Draco rants about his displeasure with the kinds of fan fiction written about him. Rated for Draco's mouth.
I don't get it. Why does no one understand that you can be Dark without being evil?
Am I arrogant, prideful, snobbish? Yes. Do I think that I'm better than everyone? I like to believe so. Can I bit a bit sadistic? Sometimes. Can I be a downright cold little bastard? When I feel like it.
But am I evil? No.
Voldermort is one sick, twisted little man, and from me, that's saying something. Torturing your followers, trying to find immortality, giving yourself a freaking snake face - even to me, that's creepy. Voldemort is insane and evil.
I am merely dark.
Which is why it pisses me off when all these fic writers make me into some secretly suffering little pansy who just needs love and friendship and all that crap. I don't have a deep dark secret from my childhood. My dad wasn't the greatest, but he didn't beat me. I am perfectly secure in my place above the rest of the world. I'm not about to start going around hugging Mudbloods and Muggle lovers.
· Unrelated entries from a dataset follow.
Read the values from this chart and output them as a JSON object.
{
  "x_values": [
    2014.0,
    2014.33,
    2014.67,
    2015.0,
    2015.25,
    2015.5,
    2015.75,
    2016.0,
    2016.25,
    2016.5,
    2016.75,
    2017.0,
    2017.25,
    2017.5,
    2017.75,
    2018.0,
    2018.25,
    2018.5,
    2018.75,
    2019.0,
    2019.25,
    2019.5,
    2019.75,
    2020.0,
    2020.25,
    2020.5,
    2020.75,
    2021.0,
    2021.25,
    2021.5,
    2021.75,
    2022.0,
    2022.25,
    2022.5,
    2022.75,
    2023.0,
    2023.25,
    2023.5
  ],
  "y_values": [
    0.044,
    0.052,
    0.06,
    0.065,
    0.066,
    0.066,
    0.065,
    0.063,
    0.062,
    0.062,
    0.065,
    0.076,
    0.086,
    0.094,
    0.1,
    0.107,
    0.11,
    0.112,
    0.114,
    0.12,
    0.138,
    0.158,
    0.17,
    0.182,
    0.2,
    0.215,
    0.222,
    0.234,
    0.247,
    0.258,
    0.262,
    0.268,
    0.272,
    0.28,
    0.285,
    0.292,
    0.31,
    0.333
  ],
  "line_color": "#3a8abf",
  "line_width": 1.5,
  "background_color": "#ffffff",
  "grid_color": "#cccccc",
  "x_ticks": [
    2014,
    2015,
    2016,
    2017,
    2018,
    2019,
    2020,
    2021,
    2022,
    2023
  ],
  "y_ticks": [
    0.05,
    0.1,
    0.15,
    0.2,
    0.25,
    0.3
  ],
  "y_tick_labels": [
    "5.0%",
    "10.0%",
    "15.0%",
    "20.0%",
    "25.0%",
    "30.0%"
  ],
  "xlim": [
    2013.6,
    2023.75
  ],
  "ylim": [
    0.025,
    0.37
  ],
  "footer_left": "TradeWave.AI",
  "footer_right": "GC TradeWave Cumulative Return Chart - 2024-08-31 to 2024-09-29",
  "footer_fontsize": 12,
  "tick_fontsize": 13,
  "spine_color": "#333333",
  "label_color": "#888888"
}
And for goodness' sake, don't put me with Potty and the Weasel. I like girls, thank you very much, and even if I didn't I wouldn't go and shag my two greatest rivals of the past few years. Harry is a halfblood, which automatically puts him beneath me, and then he's a Gryffindor, and he's the oh-so-wonderful savior of the friggin planet. Weasel boy may be pureblood, but his family's got less gold than Longbottom has brains, and he's a Muggle loving blood traitor.
Even worse than what I've already mentioned, if that's possible, fic writers seem to love making me become a Death Eater and then regret it, or get killed, or something like that. Now, let's go over it again. I AM NOT EVIL. Evil and good are basically the same, you know. You're working for a greater cause, you're looking out for people other than yourself, you're serving under someone. I am only trying to protect one person in the world - me. If I went and joined Voldemort, that would severely lower my chances of dying a natural death. Either he'd kill me or the 'good guys' would.
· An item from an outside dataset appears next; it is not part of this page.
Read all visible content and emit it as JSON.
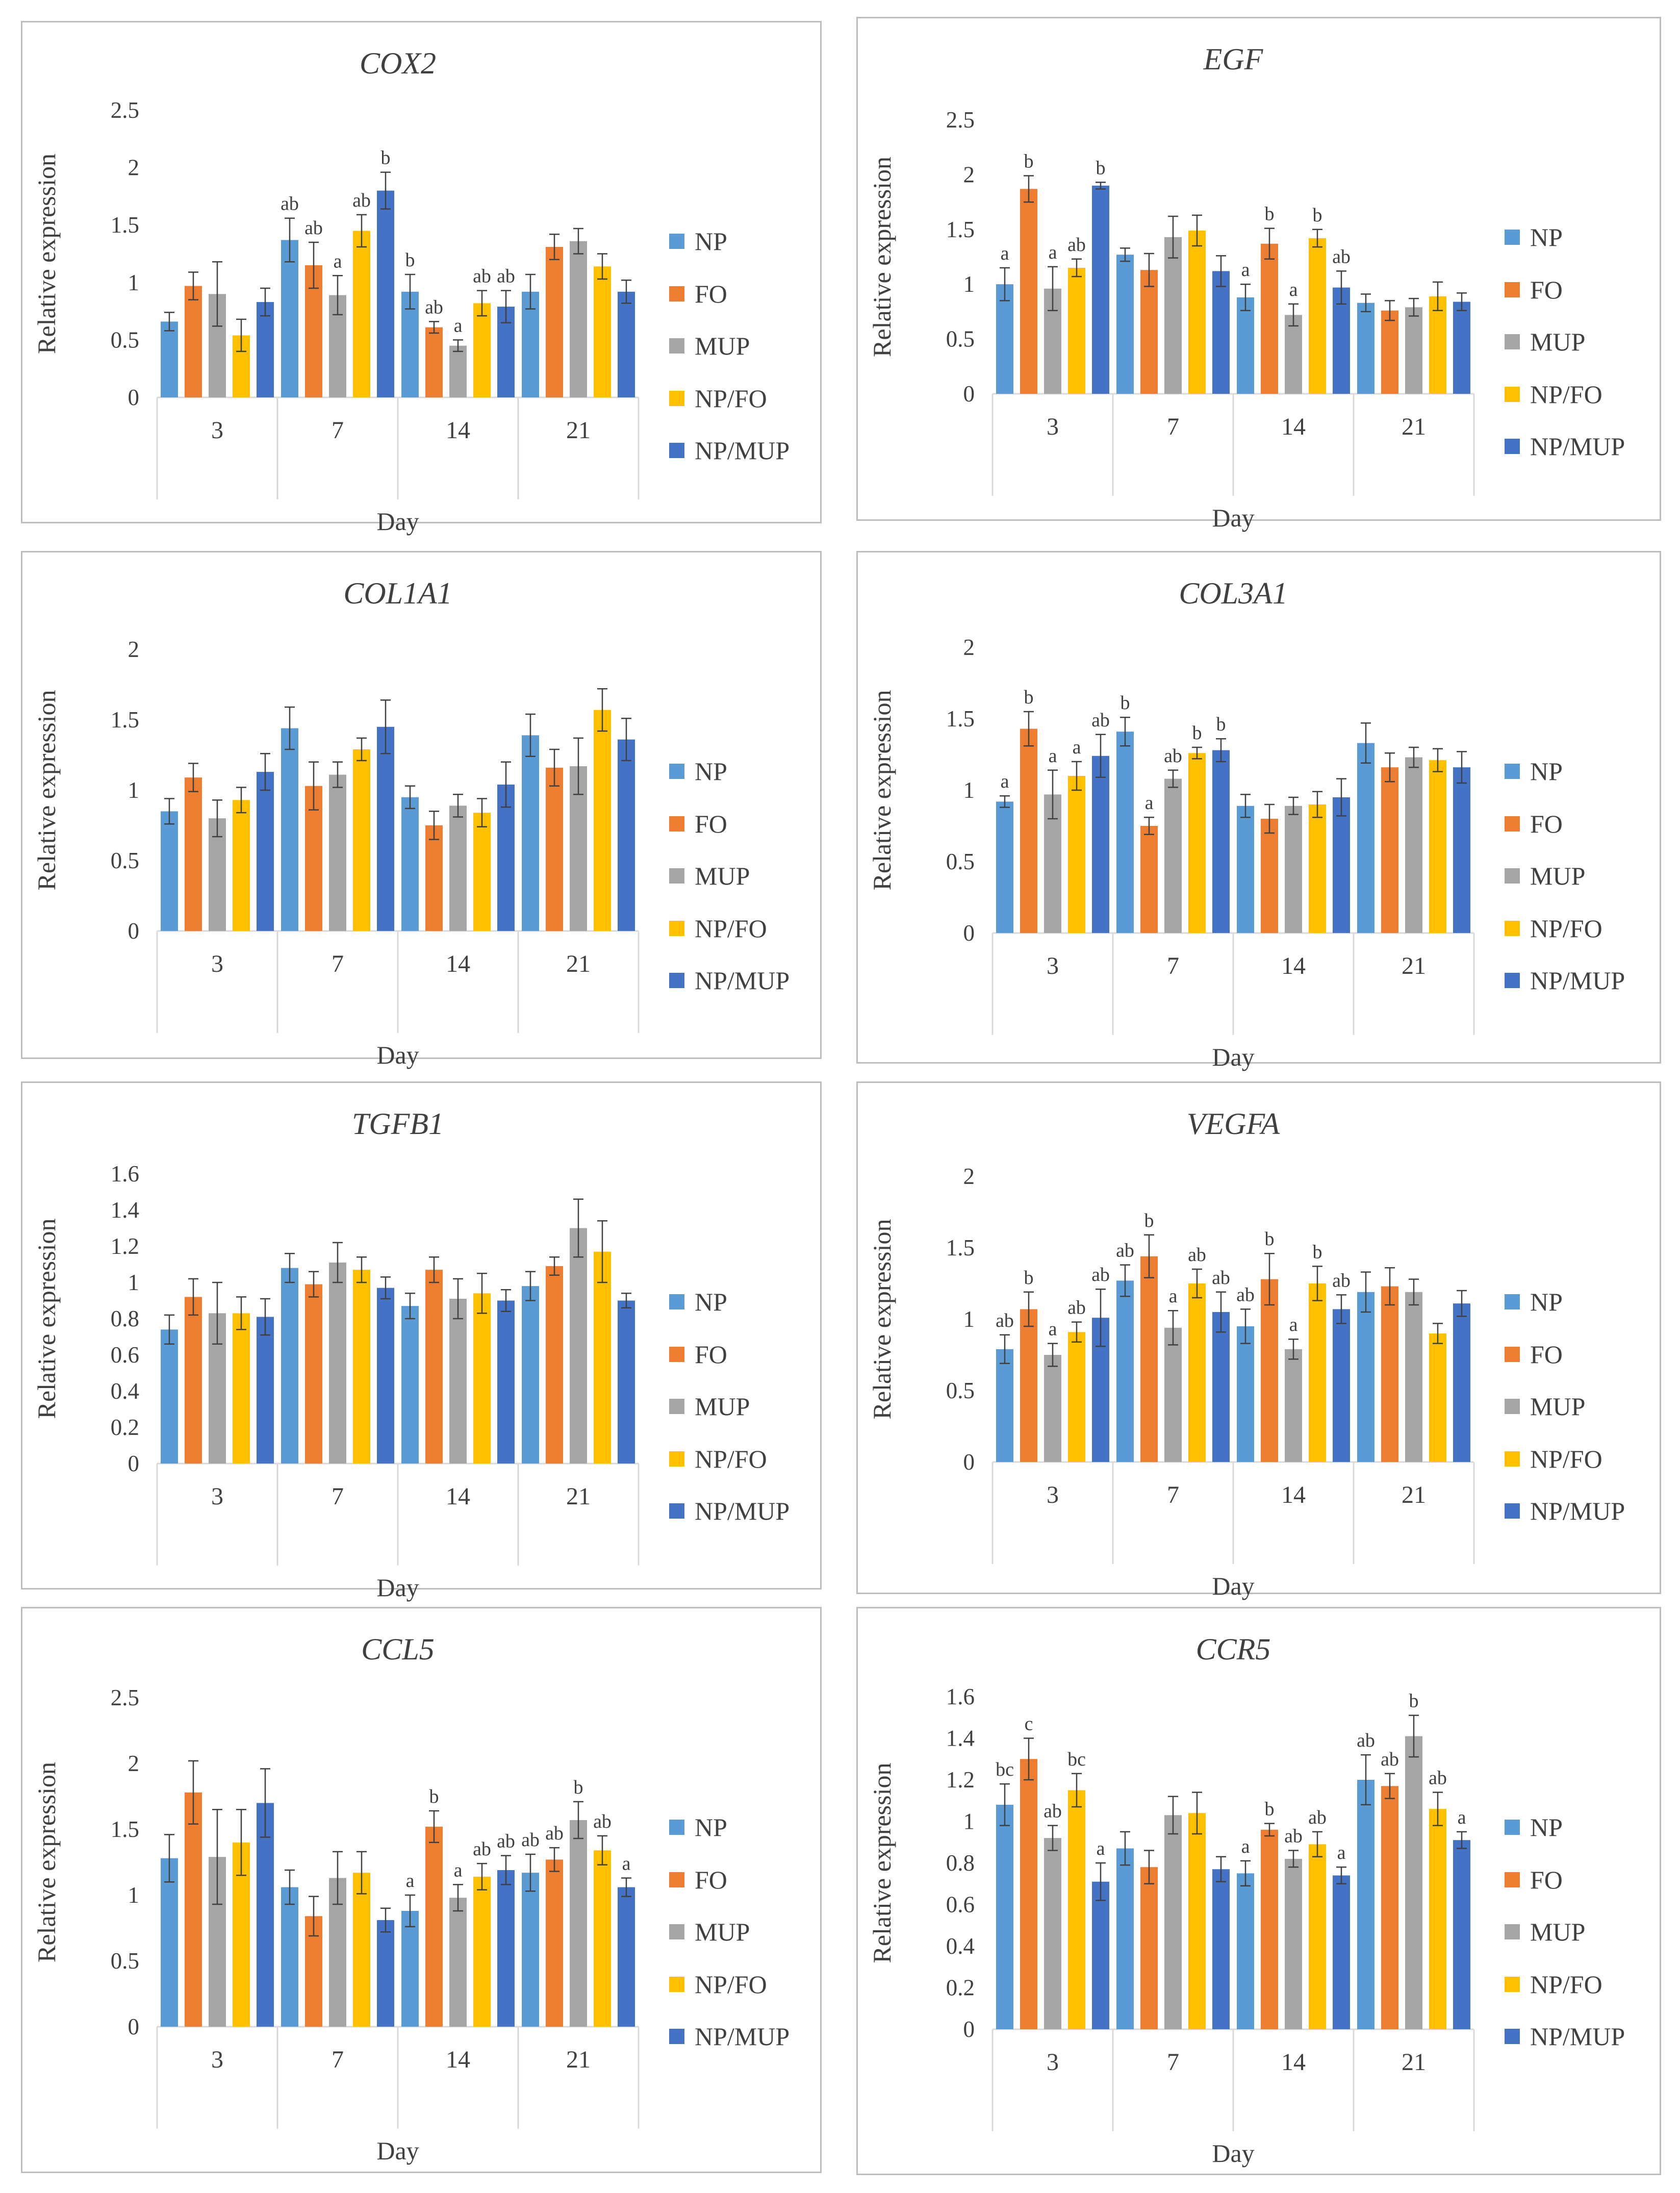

So, am I understood here? I am dark. I am not evil. I am not a little Death Eater in the making. I've been taking out money from my account in small, insignificant amounts over the past two years. By the time my father decides to try and force me to join, I'll have enough money to take it all and run. I'm good enough with a wand to Transfigure my face, and cunning enough to create a whole new life, and lie low until Potty boy defeats Voldemort - which will happen. I don't like him, but Slytherins don't lie to themselves, and I can see that he's got power and talent.
Anyway, where was I? Oh, yes. To all you fic writers out there - DON'T SCREW WITH ME. I am not insecure, I do not secretly have a crush on that red-headed Muggle loving twerp, or even worse, on that Granger Mudblood. I'll probably end up with Pansy, she's the only decent-looking pureblood my age, and I need heirs, because hell if my fortune is going to some distant relation I don't even know. I am a sadistic, cruel, Dark bastard who only looks out for himself, and I am most certainly not a Death Eater. Get it through your thick little Mudblood-loving minds, and BUGGER. OFF.
A/N: One last thing - no offense meant to anyone who has written/plans to write/is writing a Draco-turns-Light fic, a Draco/Harry fic, or any of the other fics mentioned in the above, er, fic. I wasn't criticizing them (I myself have a Light!Draco/Hermione fic in the works) I just wanted to write something about how I imagine Draco, as JKR portrays him, would react to the different kinds of fics out there about him.